15 Jun 2017 | Raghav Goyal, Samira Ebrahimi Kahou, Vincent Michalski, Joanna Materzyńska, Susanne Westphal, Heuna Kim, Valentin Haenel, Ingo Fruend, Peter Yianilos, Moritz Mueller-Freitag, Florian Hoppe, Christian Thurau, Ingo Bax, Roland Memisevic
The "something something" video database is designed to help neural networks learn and evaluate visual common sense by providing a large collection of video clips with detailed textual descriptions. The database contains over 100,000 videos across 174 classes, each defined by caption-templates that include placeholders for objects and actions. The videos are generated by crowdworkers who record and label them based on the templates. The goal of the database is to encourage networks to develop features that can represent physical properties of objects and the world, such as spatial relations or material properties.
The database was created through a crowdsourcing approach, where workers are asked to record videos and complete caption-templates by providing appropriate input-text for placeholders. The dataset is split into train, validation, and test sets in a 8:1:1 ratio. The dataset includes a wide variety of actions and objects, with 23,137 distinct object names. The videos are short, ranging from 2 to 6 seconds in duration, and are labeled with simple textual descriptions.
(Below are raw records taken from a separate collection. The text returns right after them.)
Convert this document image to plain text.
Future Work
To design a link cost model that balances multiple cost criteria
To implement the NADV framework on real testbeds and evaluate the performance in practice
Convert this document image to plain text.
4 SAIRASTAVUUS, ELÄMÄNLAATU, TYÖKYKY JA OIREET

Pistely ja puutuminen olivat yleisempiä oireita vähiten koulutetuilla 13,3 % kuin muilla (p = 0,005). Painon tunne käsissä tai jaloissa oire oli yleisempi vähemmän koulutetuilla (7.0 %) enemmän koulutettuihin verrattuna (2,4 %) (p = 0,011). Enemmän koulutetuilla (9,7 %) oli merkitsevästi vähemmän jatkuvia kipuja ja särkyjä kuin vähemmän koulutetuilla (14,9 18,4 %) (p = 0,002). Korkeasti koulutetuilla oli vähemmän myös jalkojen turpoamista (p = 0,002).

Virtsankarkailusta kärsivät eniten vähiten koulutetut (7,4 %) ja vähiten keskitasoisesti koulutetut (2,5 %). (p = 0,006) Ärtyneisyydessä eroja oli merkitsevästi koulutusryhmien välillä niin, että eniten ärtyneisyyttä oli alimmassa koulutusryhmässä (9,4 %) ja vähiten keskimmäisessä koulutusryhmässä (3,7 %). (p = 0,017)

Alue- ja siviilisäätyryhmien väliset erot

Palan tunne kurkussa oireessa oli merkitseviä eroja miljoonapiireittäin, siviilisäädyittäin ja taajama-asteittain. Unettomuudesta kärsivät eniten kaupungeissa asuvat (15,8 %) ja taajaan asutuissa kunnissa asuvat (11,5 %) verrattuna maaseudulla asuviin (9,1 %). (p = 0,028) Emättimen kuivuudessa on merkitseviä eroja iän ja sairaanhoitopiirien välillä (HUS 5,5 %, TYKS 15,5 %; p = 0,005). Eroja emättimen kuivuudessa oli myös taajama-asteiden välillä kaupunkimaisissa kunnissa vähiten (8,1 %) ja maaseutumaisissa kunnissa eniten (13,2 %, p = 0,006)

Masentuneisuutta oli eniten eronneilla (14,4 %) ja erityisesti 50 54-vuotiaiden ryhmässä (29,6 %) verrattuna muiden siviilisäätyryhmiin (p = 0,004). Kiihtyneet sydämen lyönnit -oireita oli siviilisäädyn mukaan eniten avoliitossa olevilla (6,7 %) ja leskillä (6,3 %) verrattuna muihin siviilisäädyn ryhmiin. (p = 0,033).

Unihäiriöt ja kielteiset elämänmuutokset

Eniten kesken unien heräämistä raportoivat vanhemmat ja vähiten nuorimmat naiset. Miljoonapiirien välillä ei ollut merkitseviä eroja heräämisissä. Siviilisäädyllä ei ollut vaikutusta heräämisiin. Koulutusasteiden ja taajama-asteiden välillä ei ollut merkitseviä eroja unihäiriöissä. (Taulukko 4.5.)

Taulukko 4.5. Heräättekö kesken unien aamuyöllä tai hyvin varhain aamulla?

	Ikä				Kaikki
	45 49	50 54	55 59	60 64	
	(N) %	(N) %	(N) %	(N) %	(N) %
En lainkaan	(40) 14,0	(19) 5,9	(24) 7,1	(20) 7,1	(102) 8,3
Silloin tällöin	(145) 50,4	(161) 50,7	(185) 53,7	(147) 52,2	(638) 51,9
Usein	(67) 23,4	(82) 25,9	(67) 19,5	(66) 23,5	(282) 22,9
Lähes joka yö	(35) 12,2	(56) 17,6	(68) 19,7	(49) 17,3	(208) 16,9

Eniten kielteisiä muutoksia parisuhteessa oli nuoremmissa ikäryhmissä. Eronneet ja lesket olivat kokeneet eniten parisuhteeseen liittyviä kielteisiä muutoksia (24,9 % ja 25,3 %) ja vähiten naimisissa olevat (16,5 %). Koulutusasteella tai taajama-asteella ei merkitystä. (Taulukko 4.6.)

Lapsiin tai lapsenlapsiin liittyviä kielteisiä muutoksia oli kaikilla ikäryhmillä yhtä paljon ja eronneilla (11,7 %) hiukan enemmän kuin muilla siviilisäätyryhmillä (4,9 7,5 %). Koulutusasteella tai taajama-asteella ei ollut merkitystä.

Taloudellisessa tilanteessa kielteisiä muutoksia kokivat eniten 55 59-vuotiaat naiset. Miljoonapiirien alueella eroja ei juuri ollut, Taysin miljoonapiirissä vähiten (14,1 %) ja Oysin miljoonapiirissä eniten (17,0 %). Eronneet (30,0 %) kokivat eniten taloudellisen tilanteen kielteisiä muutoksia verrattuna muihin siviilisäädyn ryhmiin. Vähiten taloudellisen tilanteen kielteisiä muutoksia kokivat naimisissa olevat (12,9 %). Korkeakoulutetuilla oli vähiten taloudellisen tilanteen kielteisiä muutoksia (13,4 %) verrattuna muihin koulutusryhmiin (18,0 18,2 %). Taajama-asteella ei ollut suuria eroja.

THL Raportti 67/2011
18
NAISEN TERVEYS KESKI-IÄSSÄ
The dataset is used to train and evaluate models that can predict the textual labels from the videos. The challenge lies in the complexity of the tasks, as the labels require understanding of physical concepts that are not easily captured by traditional image-based datasets. The database is designed to provide a more comprehensive understanding of the physical world by incorporating both visual and acoustic information.
The dataset is also used to explore the effectiveness of different neural network architectures, such as 2D and 3D convolutional networks, in learning and predicting the labels. The results show that the task is particularly challenging due to the subtle distinctions between classes and the ambiguities in the labels. The dataset is an ongoing effort, with the goal of continuously expanding and improving the collection of videos and labels to better support the development of models that can understand and reason about the physical world.The "something something" video database is designed to help neural networks learn and evaluate visual common sense by providing a large collection of video clips with detailed textual descriptions. The database contains over 100,000 videos across 174 classes, each defined by caption-templates that include placeholders for objects and actions. The videos are generated by crowdworkers who record and label them based on the templates. The goal of the database is to encourage networks to develop features that can represent physical properties of objects and the world, such as spatial relations or material properties.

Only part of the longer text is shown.